= List of Libertarian Party of Virginia candidates =

This is a list of Libertarian Party of Virginia candidates.

==Candidates==

===Bill Redpath===
Bill Redpath ran in Virginia's 34th House of Delegates district (1993), Virginia's 33rd Senate district (1998), Virginia gubernatorial election, 2001, Virginia U.S. Senate election, 2008, and in Virginia's 10th congressional district (2010 and 2014).

===Ron Crickenberger===
Ron Crickenberger was the national political director of the United States Libertarian Party from 1997 until his death from metastatic melanoma in 2003. He also ran for Congress in Virginia's 8th congressional district in 2000 and 2002. Crickenberger focused the party's efforts on drug policy reform, and in 2002, police forcibly removed him and several other protestors from the Department of Justice building after they refused to cooperate. Crickenberger also conducted a successful drive to encourage more Libertarians to run for public office, with the number of Libertarians holding elected office more than tripled, from 180 to about 600.

| Date | Election | Candidate | Party | Votes | % |
U.S. House, 8th district
| 7 November 2000 | General | James P. Moran, Jr. | Democratic | 164,178 | 63.3 |
| Demaris H. Miller | Republican | 88,262 | 34.1 |
| Richard L. Herron | Independent | 3,483 | 1.3 |
| Ron V. Crickenberger | Independent | 2,805 | 1.1 |
| Write Ins |  | 471 |  |
| 5 November 2002 | General | James P. Moran, Jr. | Democratic | 102,759 | 59.8 |
| Scott C. Tate | Republican | 64,121 | 37.3 |
| Ron V. Crickenberger | Independent | 4,558 | 2.7 |
| Write Ins |  | 361 |  |

===Gary Reams===
Gary Reams, a Quaker and former Democrat, ran for the U.S. House in the 10th congressional district on a platform calling for downsizing the federal government. He ran in the Virginia lieutenant gubernatorial election, 2001 on a platform calling for cannabis legalization.

| Date | Election | Candidate | Party | Votes | % |
U.S. House, 10th district
| 5 November 1996 | General | Frank R. Wolf | Republican | 169,266 | 72.0 |
| Robert L. Weinerg | Democratic | 59,145 | 25.2 |
| Gary A. Reams | Independent | 6,500 | 2.8 |
| Write Ins |  | 102 |  |
Lieutenant Governor of Virginia
| 5 November 2001 | General | Tim M. Kaine | Democratic | 925,974 | 50.3 |
| Jay K. Katzen | Republican | 883,886 | 48.1 |
| Gary A. Reams | Libertarian | 28,783 | 1.6 |
| Write Ins |  | 490 |  |

===Robert Sarvis===
Robert Sarvis ran in Virginia's 35th Senate district election (2011), in the Virginia gubernatorial election, 2013, and in the United States Senate election in Virginia, 2014.

===Cliff Hyra===
Clifford D. "Cliff" Hyra (born September 3, 1982) is an American patent attorney and politician. In 2007 Cliff Hyra graduated from George Mason University School of Law and became a registered patent attorney who is licensed to practice in Virginia and the District of Columbia.
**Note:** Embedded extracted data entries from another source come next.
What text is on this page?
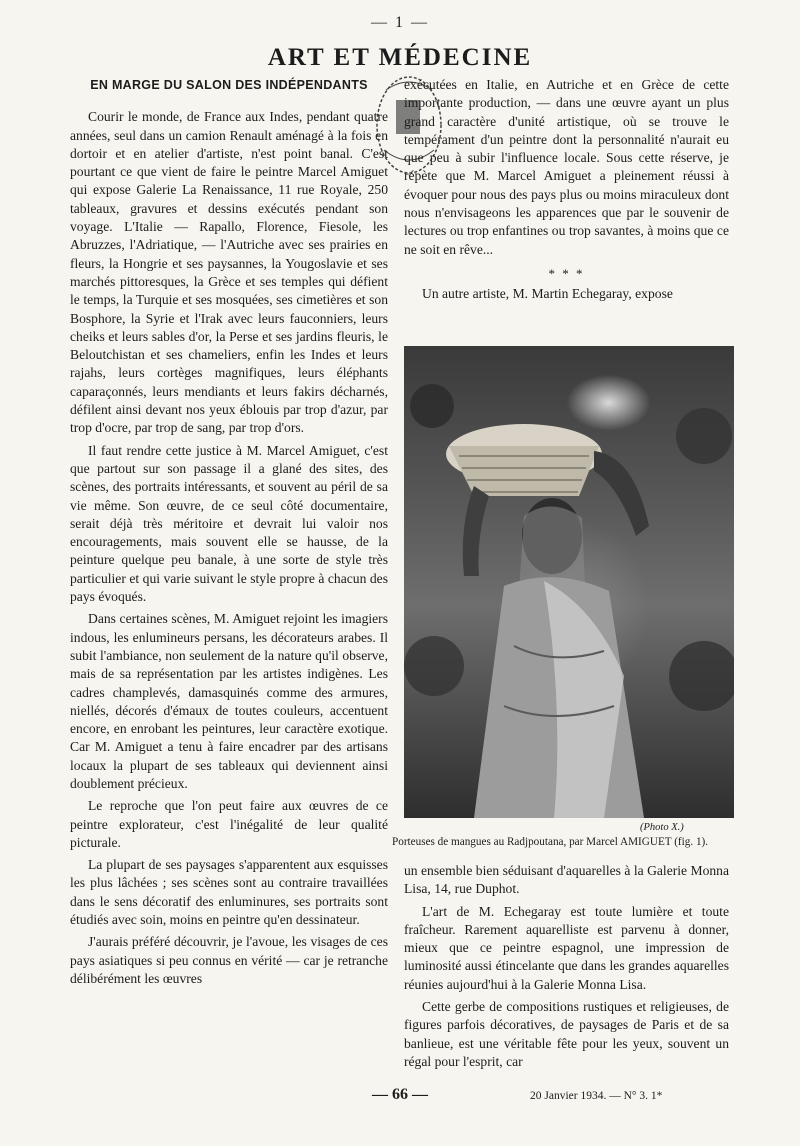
— 1 —
ART ET MÉDECINE
EN MARGE DU SALON DES INDÉPENDANTS

Courir le monde, de France aux Indes, pendant quatre années, seul dans un camion Renault aménagé à la fois en dortoir et en atelier d'artiste, n'est point banal. C'est pourtant ce que vient de faire le peintre Marcel Amiguet qui expose Galerie La Renaissance, 11 rue Royale, 250 tableaux, gravures et dessins exécutés pendant son voyage. L'Italie — Rapallo, Florence, Fiesole, les Abruzzes, l'Adriatique, — l'Autriche avec ses prairies en fleurs, la Hongrie et ses paysannes, la Yougoslavie et ses marchés pittoresques, la Grèce et ses temples qui défient le temps, la Turquie et ses mosquées, ses cimetières et son Bosphore, la Syrie et l'Irak avec leurs fauconniers, leurs cheiks et leurs sables d'or, la Perse et ses jardins fleuris, le Beloutchistan et ses chameliers, enfin les Indes et leurs rajahs, leurs cortèges magnifiques, leurs éléphants caparaçonnés, leurs mendiants et leurs fakirs décharnés, défilent ainsi devant nos yeux éblouis par trop d'azur, par trop d'ocre, par trop de sang, par trop d'ors.

Il faut rendre cette justice à M. Marcel Amiguet, c'est que partout sur son passage il a glané des sites, des scènes, des portraits intéressants, et souvent au péril de sa vie même. Son œuvre, de ce seul côté documentaire, serait déjà très méritoire et devrait lui valoir nos encouragements, mais souvent elle se hausse, de la peinture quelque peu banale, à une sorte de style très particulier et qui varie suivant le style propre à chacun des pays évoqués.

Dans certaines scènes, M. Amiguet rejoint les imagiers indous, les enlumineurs persans, les décorateurs arabes. Il subit l'ambiance, non seulement de la nature qu'il observe, mais de sa représentation par les artistes indigènes. Les cadres champlevés, damasquinés comme des armures, niellés, décorés d'émaux de toutes couleurs, accentuent encore, en enrobant les peintures, leur caractère exotique. Car M. Amiguet a tenu à faire encadrer par des artisans locaux la plupart de ses tableaux qui deviennent ainsi doublement précieux.

Le reproche que l'on peut faire aux œuvres de ce peintre explorateur, c'est l'inégalité de leur qualité picturale.

La plupart de ses paysages s'apparentent aux esquisses les plus lâchées ; ses scènes sont au contraire travaillées dans le sens décoratif des enluminures, ses portraits sont étudiés avec soin, moins en peintre qu'en dessinateur.

J'aurais préféré découvrir, je l'avoue, les visages de ces pays asiatiques si peu connus en vérité — car je retranche délibérément les œuvres

exécutées en Italie, en Autriche et en Grèce de cette importante production, — dans une œuvre ayant un plus grand caractère d'unité artistique, où se trouve le tempérament d'un peintre dont la personnalité n'aurait eu que peu à subir l'influence locale. Sous cette réserve, je répète que M. Marcel Amiguet a pleinement réussi à évoquer pour nous des pays plus ou moins miraculeux dont nous n'envisageons les apparences que par le souvenir de lectures ou trop enfantines ou trop savantes, à moins que ce ne soit en rêve...

* * *

Un autre artiste, M. Martin Echegaray, expose

(Photo X.)
Porteuses de mangues au Radjpoutana, par Marcel AMIGUET (fig. 1).

un ensemble bien séduisant d'aquarelles à la Galerie Monna Lisa, 14, rue Duphot.

L'art de M. Echegaray est toute lumière et toute fraîcheur. Rarement aquarelliste est parvenu à donner, mieux que ce peintre espagnol, une impression de luminosité aussi étincelante que dans les grandes aquarelles réunies aujourd'hui à la Galerie Monna Lisa.

Cette gerbe de compositions rustiques et religieuses, de figures parfois décoratives, de paysages de Paris et de sa banlieue, est une véritable fête pour les yeux, souvent un régal pour l'esprit, car

— 66 —	20 Janvier 1934. — N° 3. 1*
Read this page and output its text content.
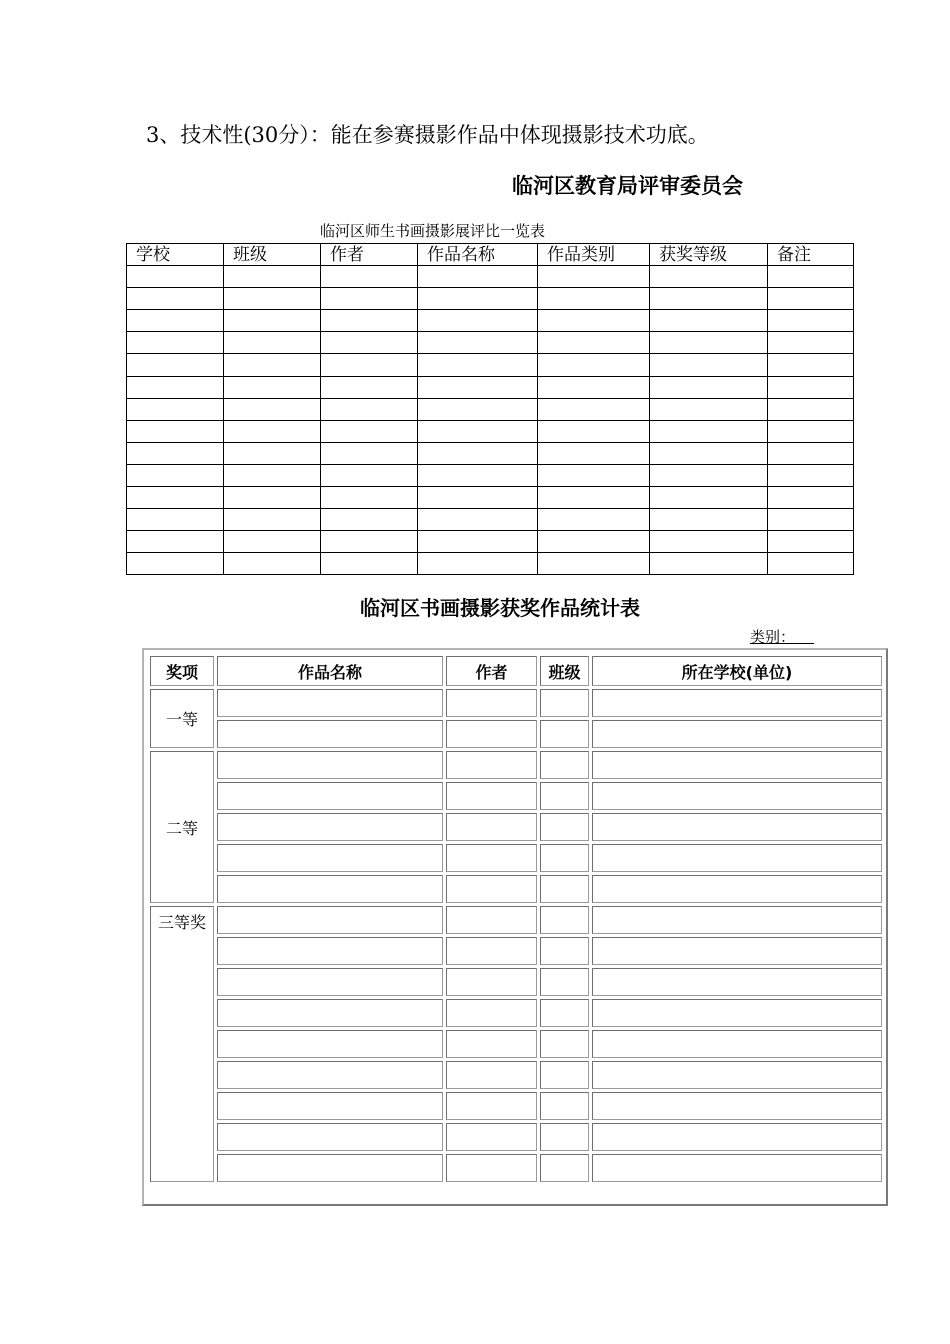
3、技术性(30分）：能在参赛摄影作品中体现摄影技术功底。
临河区教育局评审委员会
临河区师生书画摄影展评比一览表
学校	班级	作者	作品名称	作品类别	获奖等级	备注

临河区书画摄影获奖作品统计表
类别：
奖项	作品名称	作者	班级	所在学校(单位)
一等				

二等				

三等奖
The Libertarian Party nominated Cliff Hyra by convention on May 6, 2017 for the 2017 Virginia gubernatorial election after he collected the 10,000 signatures that he needed. After being denied entry into the Virginia governor debates Hyra chose to watch the debate remotely and refused to take the seat the bar offered him in the VIP area at the 90-minute debate.

===Matt Waters===
Matt Waters is the most recent candidate to run statewide in the Virginia Libertarian Party. In 2018, he ran for the U.S. Senate. Shortly after the election, he rejoined the Republican Party and ran against Libertarian Michael Bartley in the 2023 70th district Virginia House of Delegates race.

===Will Hammer===
Will Hammer ran for House of Representatives for Virginia's 6th district in the 2014 election and for the Virginia House of Delegates in the 20th district in 2015 and 2017.

===Joshua Huffman===
Joshua Huffman is a political scientist who ran for Harrisonburg City Council in the 2014 election (as an independent with the support of the Libertarian Party of Virginia) and was the only Libertarian candidate for the Virginia Senate in 2023 running in the 2nd district in the 2023 Virginia Senate Election.

===Dave Crance===
Dave Crance is running for the Virginia House of Delegates in the 13th district in 2025 and previously ran for the same seat in the 2023 elections.

===Michael Bartley===
Michael Bartley ran for the Virginia House of Delegates in the 70th district in the 2023 elections.